Carrying their burden…

They say you cant know someone else’s pain. But you can sure hurt for them in a big way. 

You can see it in their eyes and ache to take away the hurt…only to have to sit there and listen without an ounce of ability to rescue. You can cry tears of sadness when you think of their stories. You can beat down the doors of people who might could help. People who can give. People who can go. People who have the power to make decisions that will right the wrong. But you can’t actually take the pain away. You can only carry it deep inside you like a wound that never heals. 

It is a with you in the middle of the night when you wake and think of her appeal for parole being denied, three years in a row. All the while her babies are waiting for her, praying she can come home soon. 

It is with you first thing in the morning when the rays of sunlight peek through the trees and you wish she could see the sunrise in freedom. You see her face, begging you to pray for her family to be reconciled when she hasn’t talked to them in ten years and they’ve disowned her since her imprisonment. 

The ache is with you when you pour your morning coffee and think about the young woman you met who grew up on the streets of Boston and broke into cars during the night just to keep from freezing to death.  You think about her smile and the warmth that now lives in her heart because of Jesus. 

It is with you when you drive to the grocery store…the friend coming out of prison who can’t get a job because of her record. You know she would be faithful. She will work for peanuts…just to have a chance at an honest life. But her record speaks louder than her current character. 

That feeling is with you again while you fold laundry and wash dishes…reminded of the gal who stood in that concrete room with tears streaming down her cheeks and proclaimed that she was a new creation before being baptized. That moment felt sacred. 

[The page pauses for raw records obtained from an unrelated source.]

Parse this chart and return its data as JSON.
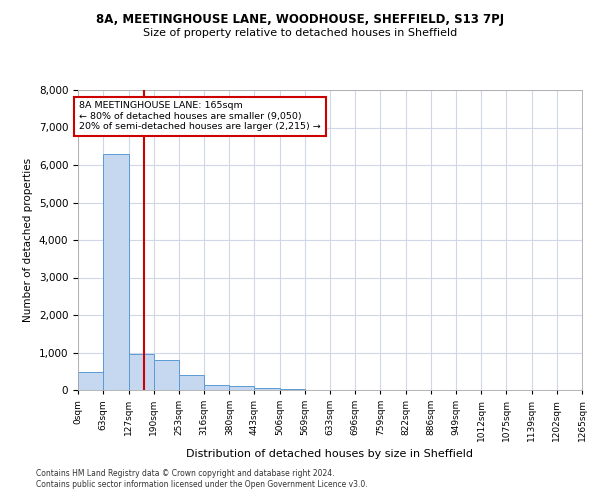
{
  "title": "8A, MEETINGHOUSE LANE, WOODHOUSE, SHEFFIELD, S13 7PJ",
  "subtitle": "Size of property relative to detached houses in Sheffield",
  "xlabel": "Distribution of detached houses by size in Sheffield",
  "ylabel": "Number of detached properties",
  "footnote1": "Contains HM Land Registry data © Crown copyright and database right 2024.",
  "footnote2": "Contains public sector information licensed under the Open Government Licence v3.0.",
  "annotation_line1": "8A MEETINGHOUSE LANE: 165sqm",
  "annotation_line2": "← 80% of detached houses are smaller (9,050)",
  "annotation_line3": "20% of semi-detached houses are larger (2,215) →",
  "property_size": 165,
  "bar_edges": [
    0,
    63,
    127,
    190,
    253,
    316,
    380,
    443,
    506,
    569,
    633,
    696,
    759,
    822,
    886,
    949,
    1012,
    1075,
    1139,
    1202,
    1265
  ],
  "bar_heights": [
    490,
    6300,
    950,
    790,
    390,
    145,
    100,
    50,
    20,
    8,
    3,
    2,
    1,
    1,
    1,
    1,
    0,
    0,
    0,
    0
  ],
  "bar_color": "#c5d8f0",
  "bar_edge_color": "#5b9bd5",
  "red_line_color": "#cc0000",
  "annotation_box_color": "#cc0000",
  "grid_color": "#d0d8e8",
  "background_color": "#ffffff",
  "ylim": [
    0,
    8000
  ],
  "yticks": [
    0,
    1000,
    2000,
    3000,
    4000,
    5000,
    6000,
    7000,
    8000
  ]
}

It is with you again when you remember the woman in her 30s who told her story to you… the first person she ever told in 20 years…the abuse and trauma she endured as a teenager and torment of being silent about it all those years. And you remember the way she seemed lighter after speaking the words out loud…how she wept and then smiled through her tears with gratefulness. How beautiful freedom looked on her face. 

This pain is with you again at every meal, your prayers turning towards speaking their names and asking for them to be helped while blessing your food. 

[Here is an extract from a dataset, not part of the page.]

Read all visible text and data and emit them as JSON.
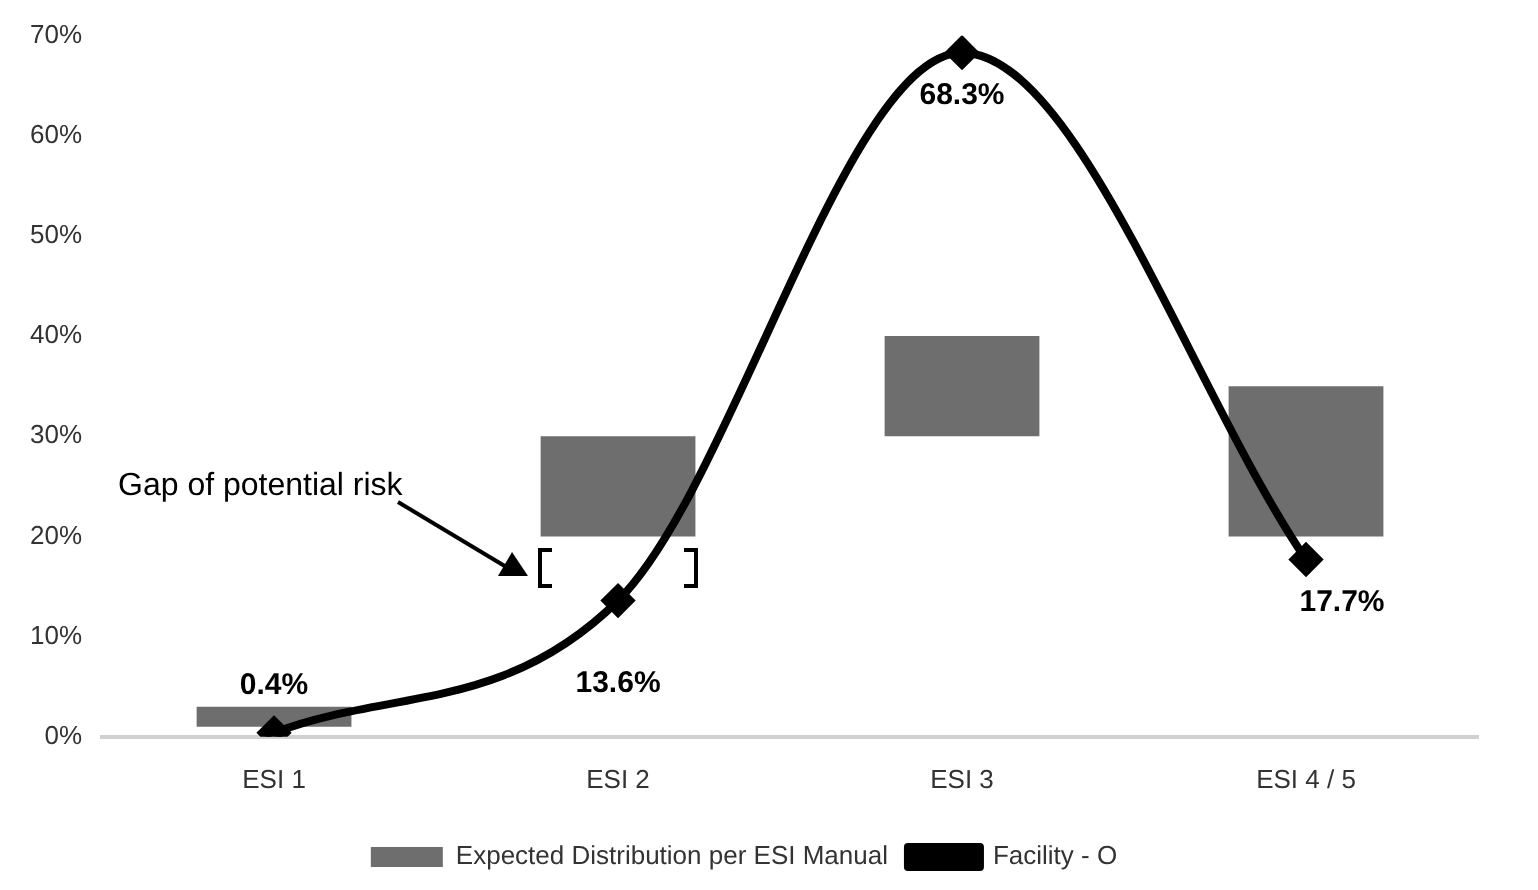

This weight doesn’t leave your chest ever. It’s heavy on you. Always on your mind. Their names in your night prayers. Their faces scroll through your memory during the day. Their voices pleading for help. For mercy. For wisdom. For belonging and family. For a new beginning. 

Some would say you can’t really walk a mile in someone else’s shoes. But you can carry their burdens in your heart. Your mind- always pregnant with the deep suffering they live…some by choice and others by someone’s else’s. 

You give Hope through Jesus whenever you can. Truth through the Word. Encouragement and prayers. A letter when you can. And it always seems so little. Like putting a bandaid on the wound of a lifetime. 

So you keep praying, keep sharing the agonizing stories and asking others to step in where they can. Raising awareness of prisoners needs. Encouraging others to take risk with someone they wouldn’t normally hire. Recruiting volunteers. All the while you’re heart burning for the ones you know behind bars. 

The call you have isn’t empty words. It isn’t easy. You can’t pay someone to have passion and calling. And though you’re passionate about this calling- it’s more than just passion. Yours is a mission that has faces and names and real life stories that move you to tears. When you talk about them, you choke up because your heart is hurting. Part of you is locked up with them. And they know: you can’t forget them if you tried. They’re a part of you. 

So no, you can’t feel their pain exactly, but you can carry it deep inside you like a wound that never heals. It’s not a vocation to you, it’s part of who you are. Woven into the fibers of your existence like blood vessels and bones and sinews. It’s what makes you excited to share Jesus and you can always find time to talk about them to others. 

Maybe this is why you feel like an odd ball sometimes. No one wants to talk about prison and sad stories and the lack of freedom for hours on end. Except…you do. And the heaviness in your chest…this explosive love for these hurting people…it doesn’t leave you. Ever. So even in the happiest of occasions, you carry their pain. And it hurts. Your heart hurts for them. 

This is what I’m thinking of tonight. My mind thinking of why I do this and how heavy this calling feels sometimes. 

Maybe this is what Jesus meant when He said to “Carry one another’s burdens; in this way you will fulfill the law of Christ.” (‭‭Galatians‬ ‭6‬:‭2‬ ‭HCSB‬‬) This is for sure: carrying burdens is gonna be heavy. Weighty. Hard. Tricky. Cumbersome. Awkward. It might even make me awkward for some people to hang out with. Cause I have seen another world. And it’s changed me. There is a wound inside me that hurts daily for the women I know behind bars. It’s not just something I know. It’s something I feel to my core. 

Their pain has become mine. 

One Comment on “Carrying their burden…

  1. I get it now. Thank you for staying in the trench while others come and go.